A partir do “Caso Mack”, Helen se pôs à frente de uma reforma a fundo do sistema penal; foi legislado por fazer valer a figura de “autor intelectual” nos crimes de lesa humanidade; foi instaurada a figura de coadjuvante, o que permitiu a comunidades indefesas contar com advogados; foi eliminado o Estado Maior Presidencial que manejava todo o sistema de inteligência, que mantinha fechados todos os expedientes dos crimes de guerra do Estado durante o conflito armado, entre outras as operações dos esquadrões da morte; foram eliminados os tribunais militares que davam tratamento privilegiado aos membros da instituição castrense até em casos do foro comum. 
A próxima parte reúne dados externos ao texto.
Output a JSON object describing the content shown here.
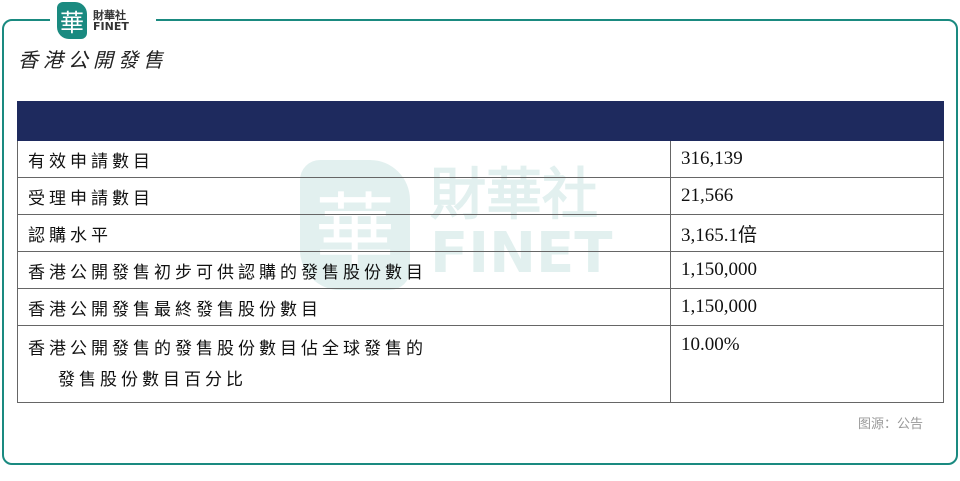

“As pessoas em meu país, de verdade, estão muito cansadas e querem uma mudança”, diz ainda Helen Mack Chang, defensora dos Direitos Humanos

Foto: Reprodução/Facebook
Mack Chang: "Entre os 29 candidatos, o idôneo é Bernardo, o mais preparado. Não lhe obstaculizaram a candidatura por isso mesmo"

E, sobretudo, se abriu passagem à Comissão Internacional contra a impunidade na Guatemala (CICIG) da ONU, que funcionou de 2006 a 2019. “E por todos os casos contra a corrupção que levaram à prisão tantos empresários, militares e políticos, essa me estão cobrando”, diz. 

Filha de uma família de emigrantes chineses, Helen Mack foi empresária até que o assassinato de sua irmã Myrna lhe mudou a vida. Myrna documentava o deslocamento forçado de camponeses pelas políticas de terra arrasada do exército, particularmente no chamado Triângulo Ixil.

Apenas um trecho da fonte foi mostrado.